Sodium-glucose cotransporter 2 (SGLT2) inhibitors are a novel class of antihyperglycaemic agents with an insulin-independent mode of action. Dapagliflozin is a member of the SGLT2 inhibitors class that has received marketing authorization in Europe and the US for use in patients with type 2 diabetes. This review summarizes current evidence from clinical trials assessing the clinical efficacy and safety of dapagliflozin, and presents data regarding its cost-effectiveness. Treatment with dapagliflozin results in similar reduction in haemoglobin A1c with other oral antihyperglycaemic drugs, which is preserved over 4 years of treatment. However, compared with most antidiabetic agents, dapagliflozin provides additional clinical benefits including body weight loss and blood pressure reduction. Moreover, treatment with dapagliflozin does not increase risk for hypoglycaemia, but is associated with increased incidence of mild to moderate urinary and genital tract infections. A pivotal outcomes trial of dapagliflozin is expected to clarify its effect on cardiovascular endpoints, whilst a causative relationship between dapagliflozin and select malignancies is unlikely. Finally, based on recent economic evaluations dapagliflozin seems to be a cost-effective option for type 2 diabetes in some settings.

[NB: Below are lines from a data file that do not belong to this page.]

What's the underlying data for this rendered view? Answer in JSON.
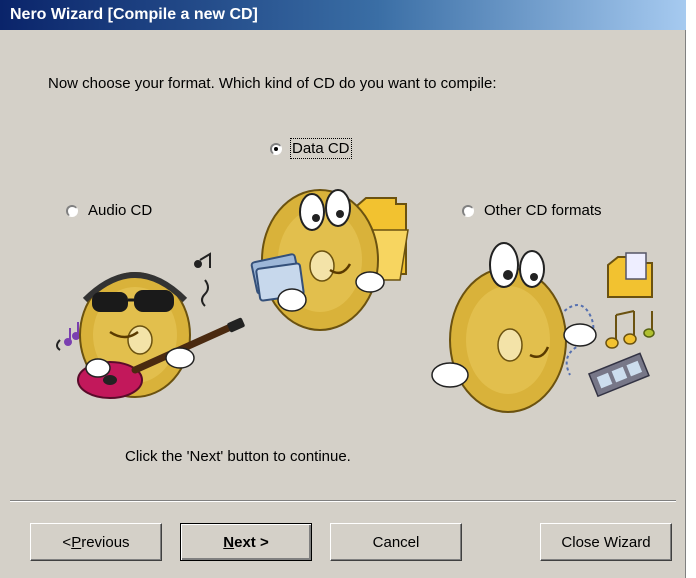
{
  "window": {
    "title": "Nero Wizard [Compile a new CD]"
  },
  "prompt": "Now choose your format. Which kind of CD do you want to compile:",
  "options": [
    {
      "label": "Data CD",
      "checked": true
    },
    {
      "label": "Audio CD",
      "checked": false
    },
    {
      "label": "Other CD formats",
      "checked": false
    }
  ],
  "instructions": "Click the 'Next' button to continue.",
  "buttons": {
    "previous": {
      "mnemonic": "P",
      "rest": "revious",
      "prefix": "< "
    },
    "next": {
      "mnemonic": "N",
      "rest": "ext >"
    },
    "cancel": "Cancel",
    "close": "Close Wizard"
  },
  "colors": {
    "face": "#d4d0c8",
    "title_start": "#0a246a",
    "title_end": "#a6caf0",
    "disc_gold": "#d9b23a"
  }
}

Keywords: BMS512148; Farxiga®; Forxiga®; Xigduo®; cost-effectiveness; dapagliflozin; sodium–glucose cotransporter 2 (SGLT2); type 2 diabetes mellitus.

Conflict of interest statement

Conflict of interest statement: A.T. has received lecture fees from AstraZeneca and Boehringer Ingelheim, and research support from Boehringer Ingelheim, Novartis, Novo Nordisk and Sanofi. The remaining authors declare no conflicts of interest in preparing this article.